And yet, from everything we know, Paddock was not in any meaningful sense a terrorist. Terrorism is a political strategy. It aims to further a cause by doing at least one of three things: (a) to intimidate a particular part of a population into flight or submission; (b) to gain publicity and recruits for the cause through “armed propaganda”; (c) to provoke the enemy (usually a state) into a violent response that will reveal what the terrorists regard as its “true” face of oppression. There is no evidence that Paddock intended to do any of these things, any more than did Eric Harris and Dylan Klebold, who carried out the Columbine high school massacre in 1999, or Seung-Hui Cho, perpetrator of the Virginia Tech atrocity in 2007, or Adam Lanza who killed 20 little kids at Sandy Hook in 2012.

But does not being a terrorist make Paddock less of a threat to American society? Not at all. People who kill out of personal resentment, misanthropic anger, mental delusion or just for the fun of it are in general far more of a threat to Americans than terrorists are. Even in one-off massacres, they have the potential to cause catastrophic levels of casualties: Harris and Klebold at Columbine planted home-made propane bombs that, had they gone off, would have killed hundreds of students.

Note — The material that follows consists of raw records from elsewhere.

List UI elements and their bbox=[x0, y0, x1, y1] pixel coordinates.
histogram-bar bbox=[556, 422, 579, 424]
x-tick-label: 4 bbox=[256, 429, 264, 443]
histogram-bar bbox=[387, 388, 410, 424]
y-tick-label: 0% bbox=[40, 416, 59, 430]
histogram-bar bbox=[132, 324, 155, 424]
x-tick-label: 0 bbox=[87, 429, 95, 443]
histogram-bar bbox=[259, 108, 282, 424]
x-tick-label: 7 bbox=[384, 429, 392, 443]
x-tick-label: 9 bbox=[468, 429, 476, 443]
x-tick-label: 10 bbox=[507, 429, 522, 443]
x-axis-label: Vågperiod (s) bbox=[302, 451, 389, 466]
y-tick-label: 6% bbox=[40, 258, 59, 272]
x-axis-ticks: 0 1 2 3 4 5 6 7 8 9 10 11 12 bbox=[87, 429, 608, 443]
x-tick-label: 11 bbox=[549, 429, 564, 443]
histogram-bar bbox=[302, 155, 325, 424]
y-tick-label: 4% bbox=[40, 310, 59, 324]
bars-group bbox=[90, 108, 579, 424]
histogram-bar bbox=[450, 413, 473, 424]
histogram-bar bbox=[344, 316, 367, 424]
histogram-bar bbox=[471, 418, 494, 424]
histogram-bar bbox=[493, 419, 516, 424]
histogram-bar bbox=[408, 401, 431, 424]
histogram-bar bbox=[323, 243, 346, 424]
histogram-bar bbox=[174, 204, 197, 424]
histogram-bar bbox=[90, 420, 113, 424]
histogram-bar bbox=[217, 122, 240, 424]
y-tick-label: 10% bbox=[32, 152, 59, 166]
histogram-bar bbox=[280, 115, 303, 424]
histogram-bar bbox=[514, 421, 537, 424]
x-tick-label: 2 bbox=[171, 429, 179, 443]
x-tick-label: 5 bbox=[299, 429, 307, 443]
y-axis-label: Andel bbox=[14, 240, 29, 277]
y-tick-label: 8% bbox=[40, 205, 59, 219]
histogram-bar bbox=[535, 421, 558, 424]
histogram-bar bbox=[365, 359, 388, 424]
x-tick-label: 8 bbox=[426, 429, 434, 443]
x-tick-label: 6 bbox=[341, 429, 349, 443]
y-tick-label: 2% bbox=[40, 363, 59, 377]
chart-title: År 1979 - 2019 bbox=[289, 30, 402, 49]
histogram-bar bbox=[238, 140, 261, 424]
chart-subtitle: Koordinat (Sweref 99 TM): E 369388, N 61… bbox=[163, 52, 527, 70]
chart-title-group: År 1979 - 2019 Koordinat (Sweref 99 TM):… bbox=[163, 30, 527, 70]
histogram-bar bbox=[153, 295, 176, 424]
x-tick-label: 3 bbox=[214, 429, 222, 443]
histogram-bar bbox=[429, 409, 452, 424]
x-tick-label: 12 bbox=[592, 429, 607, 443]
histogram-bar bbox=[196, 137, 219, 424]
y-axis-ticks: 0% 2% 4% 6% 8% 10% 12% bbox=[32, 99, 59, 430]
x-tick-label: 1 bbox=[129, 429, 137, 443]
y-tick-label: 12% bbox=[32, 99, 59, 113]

The difference lies in the politics of fear. It is quite rational for Americans to be conscious of the dangers of being killed in a mass shooting: there is an incident in which at least four people are shot on nine out of every 10 days in the US. And it is also quite rational for Americans to be afraid of terrorism, especially from Islamist and white supremacist groups – the threat is less severe but it is not negligible. The problem is that these reasonable fears are relentlessly manipulated to serve specific ends by talking up terrorism and talking down non-political violence.

Consumer icon

One of these ends is to enrich the shareholders in a vastly profitable industry. Guns are an American consumer icon, as redolent of the country as Coca-Cola or Cadillacs. The US has 245 million adults and about 310 million guns in civilian hands. About half of all Americans grow up in a house where there’s a gun. Access to deadly force is more thoroughly normalised in the US than it is in anarchic societies such as Yemen. This mass consumption of the power to kill generates the money to influence the political system to ensure that the profits keeps flowing.

The other main end is to sustain a politically useful sense of Us and Them. People such as Paddock are very much part of the American Us – the frequency and deadliness of their deeds is itself one of the most distinctive things about the US. But terrorism, even when, as usual, it is home-grown, is imagined as foreign, outside, Them. Terrorism has thus become enormously effective as a way of displacing and channelling the fear of random mass violence generated by one arm of US consumer capitalism. The US has, to adapt Reginald Maudling’s infamous phrase, “an acceptable source of mass violence”.

Atrocities are tolerable when they are fed by a very profitable consumer industry and the fantasies of power it creates. They are intolerable only when ordinary fear morphs into its evil twin, terror. Motivations may not matter to the victims, but they allow their suffering to be either the sad but inevitable price of freedom or dangers to freedom that must be eradicated. They allow the meaning of the massacre to belong to those who can manipulate it.